Just like Yoga, Indian Classical music, too, has its roots in spirituality. It has the power to take the listener to a higher dimension. The world is a much smaller place now (thanks to the internet) and a lot of non-Indian musicians are taking to Indian music, more than ever before. I personally feel that basic courses in Indian music should be conducted everywhere - that will not only help develop a taste for our music among global audiences, but also keep our culture thriving. International standard concert halls would definitely be welcome too.

Are we looking at a true opening up, a democratization of the music scene post pandemic with artists reaching out to audiences worldwide more seamlessly?

 I can already feel everything opening up, and I look forward to it. After over 2.5 years, everyone is yearning for more live music.

Are Indians ready for the music video culture transitioning from CDs?
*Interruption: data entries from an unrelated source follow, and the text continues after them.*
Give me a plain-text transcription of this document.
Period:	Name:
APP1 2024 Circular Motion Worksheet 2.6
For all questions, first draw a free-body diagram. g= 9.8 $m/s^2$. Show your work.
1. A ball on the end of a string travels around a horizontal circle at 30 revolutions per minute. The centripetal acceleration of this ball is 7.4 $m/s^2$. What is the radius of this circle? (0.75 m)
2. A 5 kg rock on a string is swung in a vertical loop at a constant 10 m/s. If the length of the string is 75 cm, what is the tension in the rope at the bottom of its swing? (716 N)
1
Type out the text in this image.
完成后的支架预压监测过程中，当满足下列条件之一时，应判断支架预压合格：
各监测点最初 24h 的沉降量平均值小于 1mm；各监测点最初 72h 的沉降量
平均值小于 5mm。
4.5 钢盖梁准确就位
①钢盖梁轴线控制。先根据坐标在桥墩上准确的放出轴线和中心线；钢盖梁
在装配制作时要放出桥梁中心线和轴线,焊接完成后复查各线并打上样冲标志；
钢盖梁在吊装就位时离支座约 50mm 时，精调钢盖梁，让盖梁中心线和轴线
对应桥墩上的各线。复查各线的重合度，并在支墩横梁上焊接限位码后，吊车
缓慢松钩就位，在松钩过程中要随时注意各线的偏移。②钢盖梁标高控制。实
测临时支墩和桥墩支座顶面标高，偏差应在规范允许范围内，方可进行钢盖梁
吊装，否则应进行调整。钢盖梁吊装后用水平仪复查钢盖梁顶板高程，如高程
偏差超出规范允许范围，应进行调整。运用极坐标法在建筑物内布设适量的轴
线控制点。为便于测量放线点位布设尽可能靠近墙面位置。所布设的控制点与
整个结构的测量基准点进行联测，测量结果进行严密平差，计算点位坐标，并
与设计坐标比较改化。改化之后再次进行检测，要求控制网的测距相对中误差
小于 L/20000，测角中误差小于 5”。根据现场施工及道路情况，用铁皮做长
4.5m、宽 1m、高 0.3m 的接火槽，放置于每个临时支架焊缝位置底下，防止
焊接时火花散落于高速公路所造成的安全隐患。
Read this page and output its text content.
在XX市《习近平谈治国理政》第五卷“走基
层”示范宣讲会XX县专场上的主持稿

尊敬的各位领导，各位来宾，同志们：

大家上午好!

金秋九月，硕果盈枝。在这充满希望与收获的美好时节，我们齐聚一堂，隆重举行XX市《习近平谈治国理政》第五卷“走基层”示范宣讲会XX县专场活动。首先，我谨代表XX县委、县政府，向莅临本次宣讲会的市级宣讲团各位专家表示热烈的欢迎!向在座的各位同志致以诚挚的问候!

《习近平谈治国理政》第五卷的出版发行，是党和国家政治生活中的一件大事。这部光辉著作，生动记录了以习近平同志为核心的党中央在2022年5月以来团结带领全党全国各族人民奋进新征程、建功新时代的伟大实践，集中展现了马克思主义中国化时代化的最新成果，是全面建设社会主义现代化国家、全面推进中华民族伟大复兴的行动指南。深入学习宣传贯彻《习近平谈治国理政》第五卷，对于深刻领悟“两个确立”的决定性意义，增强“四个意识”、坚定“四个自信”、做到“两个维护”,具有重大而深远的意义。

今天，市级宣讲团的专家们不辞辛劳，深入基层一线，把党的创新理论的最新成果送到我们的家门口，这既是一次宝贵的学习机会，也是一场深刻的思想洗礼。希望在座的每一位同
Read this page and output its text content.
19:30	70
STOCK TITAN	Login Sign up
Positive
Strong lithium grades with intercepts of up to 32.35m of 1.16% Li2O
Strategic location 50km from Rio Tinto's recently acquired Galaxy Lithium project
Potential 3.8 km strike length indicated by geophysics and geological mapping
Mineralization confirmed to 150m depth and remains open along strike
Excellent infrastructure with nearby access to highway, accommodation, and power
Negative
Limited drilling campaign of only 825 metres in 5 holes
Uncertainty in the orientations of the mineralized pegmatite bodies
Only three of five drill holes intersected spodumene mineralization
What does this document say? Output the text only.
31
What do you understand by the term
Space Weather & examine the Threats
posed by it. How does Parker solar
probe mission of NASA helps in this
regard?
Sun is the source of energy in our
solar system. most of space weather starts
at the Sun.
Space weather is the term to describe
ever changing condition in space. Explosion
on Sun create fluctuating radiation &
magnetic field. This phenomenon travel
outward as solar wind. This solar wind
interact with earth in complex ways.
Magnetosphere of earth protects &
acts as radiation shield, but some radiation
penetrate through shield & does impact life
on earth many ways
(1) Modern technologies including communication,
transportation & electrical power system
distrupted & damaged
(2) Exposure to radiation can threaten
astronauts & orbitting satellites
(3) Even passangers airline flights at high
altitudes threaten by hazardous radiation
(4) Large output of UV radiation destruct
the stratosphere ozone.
Music distribution formats have changed very rapidly in India over the last few decades. Every Indian has a mobile phone today. So yes, I think we are ready.

How do artists create integrated music when listening tastes and demands are so varied. Do we have bands that cut across cultural and regional diversity the way some popular Asian and Western bands have?

The key here is integrity. An artist can only be consistent when they create music that truly speaks to them. Following the ever-changing tastes and demands of the audience puts tremendous pressure and does not allow for free creative expression. If an excellent artist is truly passionate about that musically, it will happen. It is only a matter of time.

How do you see your career as a multi dimensional artist shaping in the future.  What are the things you are looking forward to doing solo and in collaborations with other artists?

 I am happy to be doing something that I love, and anything that is musically beautiful is welcome! There's a very exciting project that I have been working on for the past two years, and I can't wait to share it soon with all of you.